I would do the simple thing, pull the needle out, clean it, and your problems may be gone. I don't think heat has anything to do with it based on what you describe.

I'm lazy so I would never work on the carb while it was still on the engine in a Pantera, I'd take it out. Regardless:
-Hold adjusting nut with 5/8" and remove screw
-Note how high the needle is compared to the flat surface of the nut
-Use nut to unscrew needle
-Inspect and clean, replace if pitted or somethng
-Install with gaskets to same height with nut
-Install screw
-Adjust float level as usual
If it was just dirt, consider fuel filter...

Good luck

BTW, if you end up hating the Holley, I recommend a Summit carb. I've had problems with all Holleys I've owned, no problems with the two Summit carbs I've owned.
I really should have put in another update. After all that work I had done, it seemed to be running great for a while, then the problem came back in spades with it coughing and choking, billowing black smoke, and needing lots of revving to keep it alive after it had heated up.
After dropping the fuel bowls as a temporary way to get it to 'limp home' I replaced the needles and seats, brought the floats back up, and she's been running a lot better (I still haven't dialed in the idle to where it needs to be, I took it down a bit and now she is struggling with hot starts). I'll see what the new season brings when I get her out of storage in the next week or two - still waiting for the rain to wash all the salt off the roads.
Mikael, you don't think heat is an issue even though fuel is clearly boiling in the bowls? Fuel should not be boiling and the fact that it is would imply that too much heat is being absorbed at the carb. Rebuilding or replacing the carb won't make it any cooler.

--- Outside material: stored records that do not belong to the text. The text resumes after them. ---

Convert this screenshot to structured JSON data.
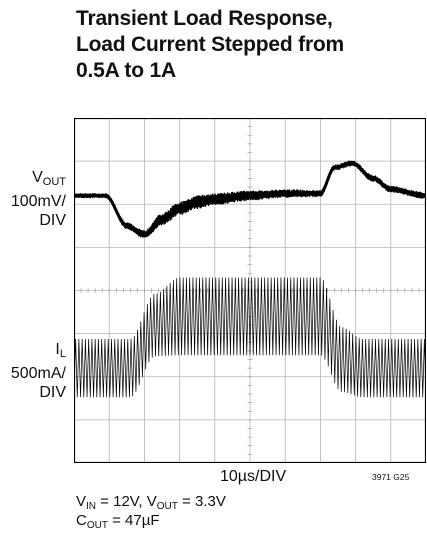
{
  "title": [
    "Transient Load Response,",
    "Load Current Stepped from",
    "0.5A to 1A"
  ],
  "vout_label": {
    "symbol": "V",
    "sub": "OUT",
    "line2": "100mV/",
    "line3": "DIV"
  },
  "il_label": {
    "symbol": "I",
    "sub": "L",
    "line2": "500mA/",
    "line3": "DIV"
  },
  "figure_id": "3971 G25",
  "conditions": {
    "line1": {
      "vin_sym": "V",
      "vin_sub": "IN",
      "vin_val": " = 12V, ",
      "vout_sym": "V",
      "vout_sub": "OUT",
      "vout_val": " = 3.3V"
    },
    "line2": {
      "cout_sym": "C",
      "cout_sub": "OUT",
      "cout_val": " = 47µF"
    }
  },
  "chart_data": {
    "type": "line",
    "xlabel": "10µs/DIV",
    "grid": true,
    "divisions": {
      "x": 10,
      "y": 8
    },
    "trace_color": "#000000",
    "series": [
      {
        "name": "VOUT",
        "scale": "100mV/DIV",
        "x_div": [
          0,
          0.9,
          1.5,
          2.0,
          2.5,
          3.0,
          3.5,
          4.0,
          5.0,
          6.0,
          7.0,
          7.4,
          7.9,
          8.5,
          9.0,
          10.0
        ],
        "y_div": [
          6.2,
          6.2,
          5.5,
          5.3,
          5.65,
          5.9,
          6.05,
          6.12,
          6.2,
          6.25,
          6.25,
          6.85,
          6.95,
          6.6,
          6.35,
          6.2
        ],
        "noise_div": [
          0.06,
          0.06,
          0.08,
          0.1,
          0.14,
          0.16,
          0.16,
          0.14,
          0.12,
          0.1,
          0.08,
          0.07,
          0.07,
          0.08,
          0.08,
          0.08
        ]
      },
      {
        "name": "IL",
        "scale": "500mA/DIV",
        "ripple_cycles": 108,
        "x_div": [
          0,
          1.6,
          2.3,
          3.0,
          7.0,
          7.6,
          8.2,
          10.0
        ],
        "center_div": [
          2.2,
          2.2,
          3.2,
          3.4,
          3.4,
          2.4,
          2.2,
          2.2
        ],
        "ripple_pp_div": [
          1.35,
          1.35,
          1.45,
          1.8,
          1.8,
          1.5,
          1.35,
          1.35
        ]
      }
    ]
  }
}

#5754, sorry to hear your problem has reared its head again. I'm interested in following your progress so keep us posted.

To address the heat I've ordered a 1" phenolic spacer from Summit and a 15" oval K&N air cleaner. My current round cleaner barely fits under the rear deck lid as it is so I'm going to have to go to an oval design to accommodate the additional height. I've also ordered a Holley rebuild kit.

Gonna start with cleaning the current needle and seat and checking the floats.
quote:
Originally posted by No Quarter:
Could be boiling, it's just that overflow on a hot motor looks the same...


Except that overflow doesn't pass through the bowls on my carb. I often hear sounds from the overflow but with this most recent episode I have absolutely confirmed that there is boiling occurring in the bowls.

Assuming the fuel is in fact boiling, couldn't the spewing and sputtering occur even with a properly functioning needle and seat? As the fuel boils off in the form of vapor or pressurized squirts the floats will drop and allow the passage of more fuel. So I'm thinking that even with a functioning N&S this problem isn't going away until I reduce transfer of heat to the carburetor?

Thoughts?

And, Mikael, I agree 100% that I should start with the simple inexpensive stuff. That's why I'm starting with N&S and spacer.